Recently, the government has sought action against The Hindu newspaper and news agency ANI under Official Secrets Act, 1923 for publishing documents related to India’s deal to buy 36 Rafale jets from France.

  • In this context, we will look into the debate on the Official Secrets Act, 1923 (OSA) in light of the Right to Information Act, 2005 (RTI).

Legal Position

  • Whenever there is a conflict between the two laws, the provisions of the RTI Act override those of the OSA.
  • Section 22 of the RTI Act states that its provisions will have effect notwithstanding anything that is inconsistent with them in the OSA.
  • Similarly, under Section 8(2) of the RTI Act, a public authority may allow access to information covered under the OSA, “if the public interest in disclosure outweighs the harm to the protected interests”.

Issues with OSA

  • Colonial Legacy
    • The OSA was enacted in 1923 by the British to keep certain kinds of information confidential, including, but not always limited to, information involving the affairs of state, diplomacy, national security, espionage, and other state secrets.
  • Vague Terms
    • The OSA has provisions that are too broad and vague, often leaving room for arbitrariness.
      • For instance, under Section 2(8)(d) of the Act defining a “prohibited place”, “any railway, road, way or channel or other means of communication by land or water…” can be notified by the Central government as a ‘prohibited place’.
    • Section 3 provides for a penalty for spying to be imposed on anyone who is even found in the ‘vicinity’ of a prohibited place.
    • It punishes the communication of any information obtained in contravention of the Act, which could prejudice the security of the state or friendly relations with foreign states.
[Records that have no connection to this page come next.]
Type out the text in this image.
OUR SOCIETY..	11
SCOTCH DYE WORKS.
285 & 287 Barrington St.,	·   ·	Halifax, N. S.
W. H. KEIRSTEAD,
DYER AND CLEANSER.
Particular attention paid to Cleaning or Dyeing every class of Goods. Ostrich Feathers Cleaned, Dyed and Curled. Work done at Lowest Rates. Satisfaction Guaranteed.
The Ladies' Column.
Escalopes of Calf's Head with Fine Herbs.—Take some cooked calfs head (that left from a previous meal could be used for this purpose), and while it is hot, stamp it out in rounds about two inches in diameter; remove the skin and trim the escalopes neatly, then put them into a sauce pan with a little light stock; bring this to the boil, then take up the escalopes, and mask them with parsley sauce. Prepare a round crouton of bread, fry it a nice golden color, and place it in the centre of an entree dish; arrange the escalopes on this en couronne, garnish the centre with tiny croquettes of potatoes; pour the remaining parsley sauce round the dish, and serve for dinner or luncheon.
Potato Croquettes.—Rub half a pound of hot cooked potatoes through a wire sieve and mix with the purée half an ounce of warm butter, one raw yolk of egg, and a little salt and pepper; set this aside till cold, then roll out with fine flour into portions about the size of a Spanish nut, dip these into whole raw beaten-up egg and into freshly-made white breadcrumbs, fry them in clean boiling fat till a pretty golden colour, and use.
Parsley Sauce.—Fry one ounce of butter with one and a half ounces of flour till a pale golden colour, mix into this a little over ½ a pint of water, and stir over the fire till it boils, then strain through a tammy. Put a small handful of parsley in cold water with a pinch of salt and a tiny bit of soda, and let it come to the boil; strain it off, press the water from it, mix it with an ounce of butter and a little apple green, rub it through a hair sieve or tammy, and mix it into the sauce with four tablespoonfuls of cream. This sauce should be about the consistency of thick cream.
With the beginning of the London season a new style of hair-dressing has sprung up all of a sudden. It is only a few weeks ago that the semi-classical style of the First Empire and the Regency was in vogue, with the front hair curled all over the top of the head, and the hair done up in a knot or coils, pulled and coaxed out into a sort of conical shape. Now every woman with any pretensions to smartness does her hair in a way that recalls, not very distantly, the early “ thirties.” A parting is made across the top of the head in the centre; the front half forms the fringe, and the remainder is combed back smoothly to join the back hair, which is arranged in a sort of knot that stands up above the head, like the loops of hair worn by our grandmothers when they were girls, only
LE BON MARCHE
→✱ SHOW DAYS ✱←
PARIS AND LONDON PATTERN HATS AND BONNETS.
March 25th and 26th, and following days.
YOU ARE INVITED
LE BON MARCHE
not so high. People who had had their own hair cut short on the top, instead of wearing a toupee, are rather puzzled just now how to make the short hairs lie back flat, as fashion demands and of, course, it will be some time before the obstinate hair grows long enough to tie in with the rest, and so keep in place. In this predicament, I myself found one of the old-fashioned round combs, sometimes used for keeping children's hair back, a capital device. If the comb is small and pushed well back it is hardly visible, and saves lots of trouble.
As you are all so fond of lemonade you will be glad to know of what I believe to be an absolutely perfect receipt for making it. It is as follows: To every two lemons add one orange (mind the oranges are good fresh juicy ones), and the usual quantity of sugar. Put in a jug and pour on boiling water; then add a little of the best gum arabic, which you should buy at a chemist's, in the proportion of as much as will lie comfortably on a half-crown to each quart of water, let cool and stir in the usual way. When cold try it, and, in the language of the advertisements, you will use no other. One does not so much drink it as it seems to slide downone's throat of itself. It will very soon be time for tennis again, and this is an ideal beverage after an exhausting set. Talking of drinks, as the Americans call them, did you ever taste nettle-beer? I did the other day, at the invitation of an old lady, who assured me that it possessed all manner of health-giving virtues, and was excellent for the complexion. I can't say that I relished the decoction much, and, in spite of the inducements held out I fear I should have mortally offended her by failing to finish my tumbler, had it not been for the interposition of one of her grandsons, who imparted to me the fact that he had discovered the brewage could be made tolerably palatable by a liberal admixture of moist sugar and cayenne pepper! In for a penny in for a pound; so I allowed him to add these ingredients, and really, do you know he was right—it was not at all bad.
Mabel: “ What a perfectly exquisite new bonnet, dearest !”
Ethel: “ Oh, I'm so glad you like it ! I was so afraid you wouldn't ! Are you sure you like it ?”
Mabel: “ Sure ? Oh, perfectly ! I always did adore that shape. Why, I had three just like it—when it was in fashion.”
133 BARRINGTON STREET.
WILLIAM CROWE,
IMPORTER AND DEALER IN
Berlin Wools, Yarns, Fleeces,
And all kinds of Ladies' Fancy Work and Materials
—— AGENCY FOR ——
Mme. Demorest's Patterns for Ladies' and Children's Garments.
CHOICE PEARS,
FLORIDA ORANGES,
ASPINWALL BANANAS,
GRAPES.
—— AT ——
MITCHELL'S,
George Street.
This provision targets whistle-blowing and investigative journalism, no matter how critically important it might be to have the information public.
    • Former Army Chief, General V.K. Singh, who wrote a book detailing instances of corruption, nepotism, and negligence within the Research and Analysis Wing, was charged with an offense under the OSA.
  • Against the Constitutional Values
    • OSA is against the constitutive logic of a democratic republic, where the state is supposed to be transparent to its citizens.

Reforms within OSA

  • Second administrative reforms commission submitted the report “Right to Information: Master Key to Good Governance”, which said that “The Official Secrets Act, 1923 should be repealed.”
    • But the government rejected the recommendation, saying “The OSA is the only law to deal with cases of espionage, wrongful possession and communication of sensitive information detrimental to the security of the State.”
  • In 2006, the Home Ministry recommended substantial changes to the OSA, in line with the privacy regime established by the RTI.
  • There are calls to repeal the OSA and replace it with a National Security Act that is more consistent with the aspirations of an open, democratic republic.